2014 Cash Incentive Opportunities

The Committee shall assign to each Participant annual maximum, target and threshold award opportunities, expressed as percentages of base salary, based on the level of performance achieved under the targets set by the Committee by resolution.

The Committee, at its discretion, may increase or decrease a Participant’s Award up to 30% of the amount otherwise determined by actual performance described above based on an individual performance evaluation. The amount of any such adjustment shall be based upon the Participant’s performance against the Participant’s individual personal performance objectives.

Notwithstanding the foregoing, no Award to a Covered Officer shall exceed such Covered Officer’s Maximum Opportunity.

Adjustments for Unusual or Nonrecurring Events

In addition to any adjustments enumerated in the definition of the performance measure set forth in the Plan, the Committee is hereby authorized to make adjustments in the terms and conditions of, and the criteria included in, awards in recognition of unusual or nonrecurring events affecting any Participant, the Company, or any subsidiary or affiliate, or the financial statements of the Company or of any subsidiary or affiliate; in the event of changes in applicable laws, regulations or accounting principles; or in the event the Committee determines that such adjustments are appropriate in order to prevent dilution or enlargement of the benefits or potential benefits intended to be made available under the Plan. The Committee is also authorized to adjust performance targets or awards downward to avoid unwarranted windfalls. Notwithstanding the foregoing, the Committee shall not make any adjustments to the Plan that would prevent any Awards made to Covered Officers from qualifying as “performance-based compensation” pursuant to Section 162(m) of the Code.
 
 

 
 

 

Other Provisions

No Right to Employment

The grant of an award shall not be construed as giving a Participant the right to be retained in the employ of the Company or any subsidiary or affiliate.

No Trust or Fund Created

Neither the Plan nor any award shall create or be construed to create a trust or separate fund of any kind or a fiduciary relationship between the Company or any subsidiary or affiliate and a Participant or any other person. To the extent that any person acquires a right to receive payments from the Company or any subsidiary or affiliate pursuant to an award, such right shall be no greater than the right of any unsecured general creditor of the Company or any subsidiary or affiliate.

No Rights to Awards

No person shall have any claim to be granted any award, and there is no obligation for uniformity of treatment among Participants. The terms and conditions of awards, if any, need not be the same with respect to each Participant. The Company reserves the right to terminate the Plan at any time in the Company’s sole discretion.

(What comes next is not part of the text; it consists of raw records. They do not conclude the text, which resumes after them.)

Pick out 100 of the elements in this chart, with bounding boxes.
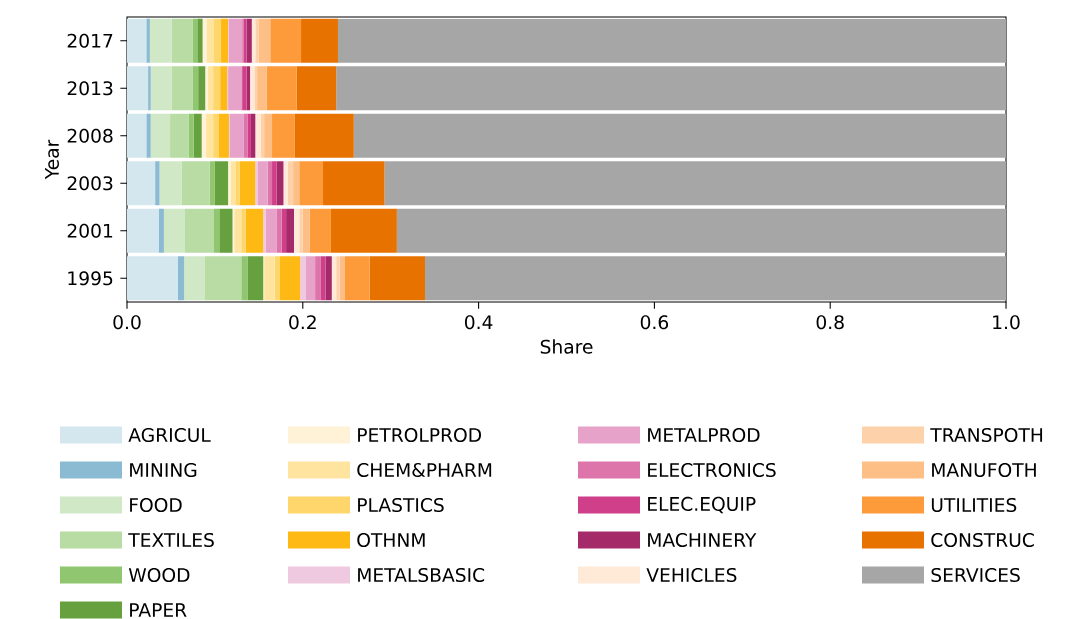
bar <box>424 256 1007 301</box>
y-tick-label: 2013 <box>67 81 113 96</box>
bar <box>330 208 397 253</box>
legend-label: METALPROD <box>648 427 760 443</box>
y-tick-label: 2003 <box>67 176 113 191</box>
bar <box>302 208 310 253</box>
bar <box>146 113 151 158</box>
bar <box>296 66 337 111</box>
bar <box>247 113 251 158</box>
bar <box>202 18 207 63</box>
bar <box>294 113 354 158</box>
bar <box>170 113 189 158</box>
legend-label: METALSBASIC <box>358 567 485 583</box>
bar <box>315 256 321 301</box>
bar <box>258 18 271 63</box>
bar <box>150 113 171 158</box>
x-tick-label: 1.0 <box>993 315 1020 330</box>
legend-label: PAPER <box>130 603 187 617</box>
bar <box>305 256 316 301</box>
bar <box>146 18 150 63</box>
bar <box>265 208 277 253</box>
y-tick-label: 2017 <box>67 33 113 48</box>
bar <box>181 161 210 206</box>
bar <box>192 18 198 63</box>
bar <box>204 256 242 301</box>
bar <box>264 113 273 158</box>
bar <box>246 18 252 63</box>
x-tick-label: 0.6 <box>640 315 669 330</box>
bar <box>384 161 1007 206</box>
bar <box>255 161 258 206</box>
bar <box>219 208 233 253</box>
bar <box>229 113 244 158</box>
bar <box>214 208 220 253</box>
legend-label: TEXTILES <box>128 532 214 548</box>
bar <box>336 256 340 301</box>
x-tick-label: 0.4 <box>464 315 493 330</box>
legend-label: PETROLPROD <box>358 427 481 443</box>
legend-label: AGRICUL <box>128 427 211 443</box>
bar <box>320 256 326 301</box>
bar <box>396 208 1007 253</box>
legend-label: ELEC.EQUIP <box>648 496 756 514</box>
bar <box>339 256 345 301</box>
bar <box>159 161 182 206</box>
bar <box>209 161 215 206</box>
bar <box>234 208 242 253</box>
x-tick-label: 0.0 <box>113 315 141 330</box>
bar <box>185 208 215 253</box>
y-axis-title: Year <box>45 139 59 180</box>
legend-label: FOOD <box>130 497 182 513</box>
bar <box>149 18 172 63</box>
legend-label: PLASTICS <box>358 497 444 513</box>
bar <box>325 256 332 301</box>
bar <box>287 161 294 206</box>
bar <box>309 208 331 253</box>
bar <box>228 161 231 206</box>
bar <box>299 208 303 253</box>
bar <box>193 113 202 158</box>
bar <box>236 161 240 206</box>
legend-label: MANUFOTH <box>932 462 1036 478</box>
bar <box>228 18 243 63</box>
legend-label: CONSTRUC <box>931 532 1034 548</box>
bar <box>279 256 301 301</box>
bar <box>163 208 186 253</box>
bar <box>274 256 280 301</box>
bar <box>242 66 247 111</box>
bar <box>177 256 185 301</box>
bar <box>127 113 147 158</box>
bar <box>207 66 214 111</box>
bar <box>247 256 264 301</box>
bar <box>206 18 215 63</box>
bar <box>221 18 229 63</box>
bar <box>127 18 147 63</box>
y-tick-label: 1995 <box>68 271 113 286</box>
legend-label: WOOD <box>128 567 190 583</box>
bar <box>336 66 1007 111</box>
bar <box>294 208 300 253</box>
bar <box>184 256 205 301</box>
bar <box>192 66 199 111</box>
legend-label: OTHNM <box>357 532 425 548</box>
bar <box>331 256 337 301</box>
bar <box>220 66 228 111</box>
bar <box>127 66 149 111</box>
x-tick-label: 0.8 <box>816 315 844 330</box>
y-tick-label: 2008 <box>67 128 113 143</box>
bar <box>155 161 160 206</box>
bar <box>257 161 268 206</box>
y-tick-label: 2001 <box>67 223 113 238</box>
bar <box>254 66 258 111</box>
bar <box>228 66 242 111</box>
bar <box>127 256 178 301</box>
x-axis-title: Share <box>540 339 593 354</box>
bar <box>206 113 214 158</box>
bar <box>267 161 273 206</box>
legend-label: VEHICLES <box>646 567 737 583</box>
bar <box>241 256 248 301</box>
bar <box>369 256 425 301</box>
bar <box>272 161 277 206</box>
bar <box>301 18 338 63</box>
legend-label: TRANSPOTH <box>930 427 1043 443</box>
bar <box>148 66 151 111</box>
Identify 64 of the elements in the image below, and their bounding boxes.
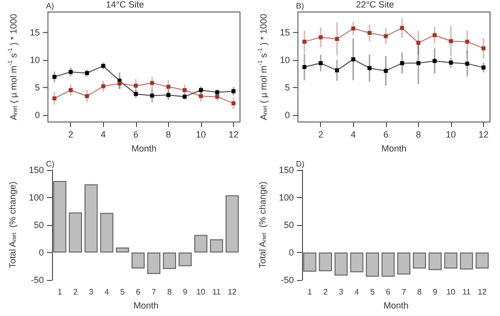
- y-tick-label: 10: [280, 54, 290, 65]
- x-tick-label: 4: [354, 288, 360, 296]
- x-tick-label: 1: [308, 288, 313, 296]
- y-tick-label: 150: [28, 165, 44, 175]
- y-tick-label: 15: [30, 27, 40, 38]
- x-tick-label: 12: [228, 288, 238, 296]
- x-tick-label: 8: [416, 130, 421, 140]
- chart-title: 22°C Site: [356, 0, 394, 10]
- x-axis-title: Month: [383, 300, 408, 310]
- x-tick-label: 4: [100, 130, 106, 140]
- x-tick-label: 11: [212, 288, 222, 296]
- text: D): [296, 160, 305, 168]
- x-axis-title: Month: [381, 143, 406, 154]
- x-tick-label: 6: [383, 130, 388, 140]
- y-tick-label: 0: [38, 248, 44, 258]
- x-tick-label: 12: [478, 130, 488, 140]
- y-tick-label: 0: [34, 110, 40, 120]
- x-axis-title: Month: [133, 300, 158, 310]
- y-tick-label: 0: [288, 248, 294, 258]
- text: B): [296, 2, 304, 10]
- x-tick-label: 1: [58, 288, 63, 296]
- y-tick-label: -50: [30, 275, 44, 285]
- x-tick-label: 4: [104, 288, 110, 296]
- text: A): [46, 2, 54, 10]
- x-tick-label: 10: [446, 130, 456, 140]
- chart-title: 14°C Site: [106, 0, 144, 10]
- x-tick-label: 2: [318, 130, 324, 140]
- x-tick-label: 3: [338, 288, 344, 296]
- y-tick-label: 15: [280, 27, 290, 38]
- x-tick-label: 8: [167, 288, 172, 296]
- y-tick-label: 150: [278, 165, 294, 175]
- x-axis-title: Month: [131, 143, 156, 154]
- x-tick-label: 2: [73, 288, 78, 296]
- x-tick-label: 11: [462, 288, 472, 296]
- x-tick-label: 6: [386, 288, 391, 296]
- x-tick-label: 5: [370, 288, 376, 296]
- y-tick-label: 50: [34, 220, 44, 230]
- x-tick-label: 4: [350, 130, 356, 140]
- x-tick-label: 12: [228, 130, 238, 140]
- x-tick-label: 10: [196, 130, 206, 140]
- x-tick-label: 7: [152, 288, 157, 296]
- x-tick-label: 10: [446, 288, 456, 296]
- x-tick-label: 8: [417, 288, 422, 296]
- x-tick-label: 7: [402, 288, 407, 296]
- x-tick-label: 12: [478, 288, 488, 296]
- x-tick-label: 10: [196, 288, 206, 296]
- y-tick-label: 100: [278, 192, 294, 202]
- x-tick-label: 8: [166, 130, 171, 140]
- y-tick-label: 100: [28, 192, 44, 202]
- y-tick-label: 50: [284, 220, 294, 230]
- x-tick-label: 6: [133, 130, 138, 140]
- y-tick-label: 5: [34, 82, 40, 92]
- y-tick-label: 10: [30, 54, 40, 65]
- y-tick-label: -50: [280, 275, 294, 285]
- x-tick-label: 5: [120, 288, 126, 296]
- text: C): [46, 160, 55, 168]
- x-tick-label: 2: [323, 288, 328, 296]
- x-tick-label: 9: [182, 288, 188, 296]
- y-tick-label: 0: [284, 110, 290, 120]
- x-tick-label: 6: [136, 288, 141, 296]
- y-tick-label: 5: [284, 82, 290, 92]
- x-tick-label: 9: [432, 288, 438, 296]
- x-tick-label: 2: [68, 130, 74, 140]
- x-tick-label: 3: [88, 288, 94, 296]
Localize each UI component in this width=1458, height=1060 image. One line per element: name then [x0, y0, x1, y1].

Section 409A of the Internal Revenue Code

This Plan is intended to comply with Section 409A of the Code and will be interpreted in a manner intended to comply with Section 409A of the Code.

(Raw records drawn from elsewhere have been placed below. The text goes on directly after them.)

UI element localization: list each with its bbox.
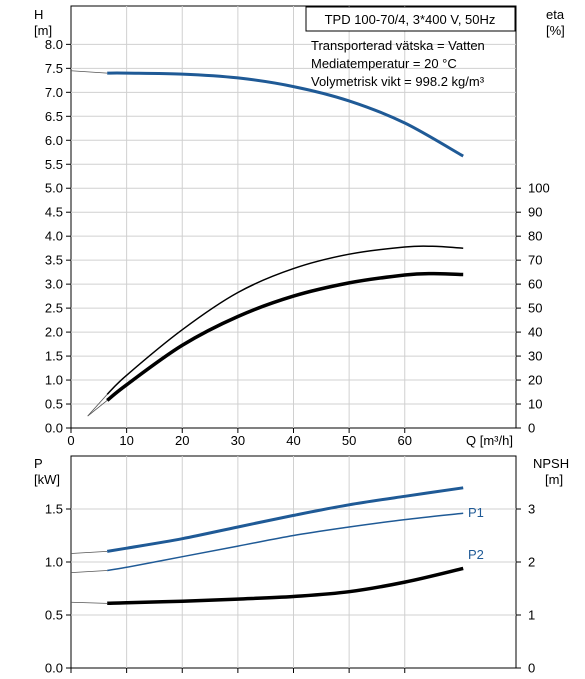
right-y-tick-label: 30 (528, 349, 542, 364)
info-fluid: Transporterad vätska = Vatten (311, 38, 485, 53)
right-y-tick-label: 50 (528, 301, 542, 316)
left-y-tick-label: 6.5 (45, 109, 63, 124)
x-tick-label: 60 (398, 433, 412, 448)
panel1-series-0-curve-extension (70, 70, 108, 74)
right-y-tick-label: 40 (528, 325, 542, 340)
left-y-tick-label: 0.0 (45, 661, 63, 676)
left-y-tick-label: 1.5 (45, 349, 63, 364)
h-axis-unit: [m] (34, 23, 52, 38)
x-tick-label: 40 (286, 433, 300, 448)
q-axis-label: Q [m³/h] (466, 433, 513, 448)
upper-grid (71, 6, 516, 428)
p2-series-label: P2 (468, 547, 484, 562)
panel1-series-1-curve (106, 245, 464, 395)
info-temperature: Mediatemperatur = 20 °C (311, 56, 457, 71)
lower-grid (71, 456, 516, 668)
left-y-tick-label: 7.0 (45, 85, 63, 100)
right-y-tick-label: 60 (528, 277, 542, 292)
right-y-tick-label: 80 (528, 229, 542, 244)
left-y-tick-label: 8.0 (45, 37, 63, 52)
panel1-series-0-curve (107, 71, 464, 158)
panel2-p1-curve-extension (70, 551, 108, 554)
left-y-tick-label: 0.5 (45, 397, 63, 412)
left-y-tick-label: 1.5 (45, 502, 63, 517)
right-y-tick-label: 90 (528, 205, 542, 220)
right-y-tick-label: 70 (528, 253, 542, 268)
x-tick-label: 30 (231, 433, 245, 448)
right-y-tick-label: 0 (528, 421, 535, 436)
right-y-tick-label: 1 (528, 608, 535, 623)
left-y-tick-label: 2.0 (45, 325, 63, 340)
right-y-tick-label: 10 (528, 397, 542, 412)
left-y-tick-label: 1.0 (45, 373, 63, 388)
right-y-tick-label: 20 (528, 373, 542, 388)
x-tick-label: 0 (67, 433, 74, 448)
panel1-series-2-curve (106, 271, 464, 402)
left-y-tick-label: 1.0 (45, 555, 63, 570)
x-tick-label: 20 (175, 433, 189, 448)
h-axis-label: H (34, 7, 43, 22)
right-y-tick-label: 2 (528, 555, 535, 570)
left-y-tick-label: 4.0 (45, 229, 63, 244)
npsh-axis-label: NPSH (533, 456, 569, 471)
model-box (305, 6, 516, 32)
left-y-tick-label: 0.0 (45, 421, 63, 436)
left-y-tick-label: 2.5 (45, 301, 63, 316)
left-y-tick-label: 0.5 (45, 608, 63, 623)
x-tick-label: 50 (342, 433, 356, 448)
axis-ticks: 0 10 20 30 40 50 600.00.51.01.52.02.53.03.54.0… (45, 37, 550, 676)
left-y-tick-label: 3.0 (45, 277, 63, 292)
info-density: Volymetrisk vikt = 998.2 kg/m³ (311, 74, 485, 89)
left-y-tick-label: 4.5 (45, 205, 63, 220)
left-y-tick-label: 3.5 (45, 253, 63, 268)
panel2-p2-curve-extension (70, 570, 108, 573)
right-y-tick-label: 0 (528, 661, 535, 676)
pump-model-title: TPD 100-70/4, 3*400 V, 50Hz (325, 12, 496, 27)
panel2-series-2-curve-extension (70, 601, 108, 604)
panel1-series-1-curve-extension (87, 394, 108, 417)
eta-axis-unit: [%] (546, 23, 565, 38)
panel2-p1-curve (106, 486, 464, 553)
right-y-tick-label: 3 (528, 502, 535, 517)
p-axis-label: P (34, 456, 43, 471)
panel2-series-2-curve (107, 566, 464, 606)
curves (70, 70, 464, 606)
p-axis-unit: [kW] (34, 472, 60, 487)
right-y-tick-label: 100 (528, 181, 550, 196)
left-y-tick-label: 5.0 (45, 181, 63, 196)
p1-series-label: P1 (468, 505, 484, 520)
eta-axis-label: eta (546, 7, 565, 22)
x-tick-label: 10 (119, 433, 133, 448)
panel1-series-2-curve-extension (87, 400, 108, 417)
left-y-tick-label: 5.5 (45, 157, 63, 172)
left-y-tick-label: 7.5 (45, 61, 63, 76)
npsh-axis-unit: [m] (545, 472, 563, 487)
panel2-p2-curve (107, 512, 464, 572)
left-y-tick-label: 6.0 (45, 133, 63, 148)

Interpretation and Governing Law

This Plan shall be governed by and interpreted and construed in accordance with the laws of the State of Delaware, without reference to principles of conflicts or choices of laws. In the event the terms of this Plan are inconsistent with the terms of any written employment agreement between a Participant and the Company, the terms of such written employment agreement shall govern the Participant’s participation in the Plan.

Earnings Per Share

For purposes of the Plan, “Earnings Per Share,” or “EPS,” means the Company’s diluted earnings per share for the Fiscal Year as reflected on its financial accounting statements adjusted to exclude any expenses or losses related to the following: (i) litigation or claim judgments or settlements, (ii) the effect of changes in tax law, accounting principles or other such laws or provisions affecting reported results, (iii) accruals for reorganizations or restructuring programs, (iv) Board-approved acquisitions of significant assets or businesses and (v) budgeted income of significant businesses discontinued or disposed of by the Company during the year, for such portions of the year following the disposition.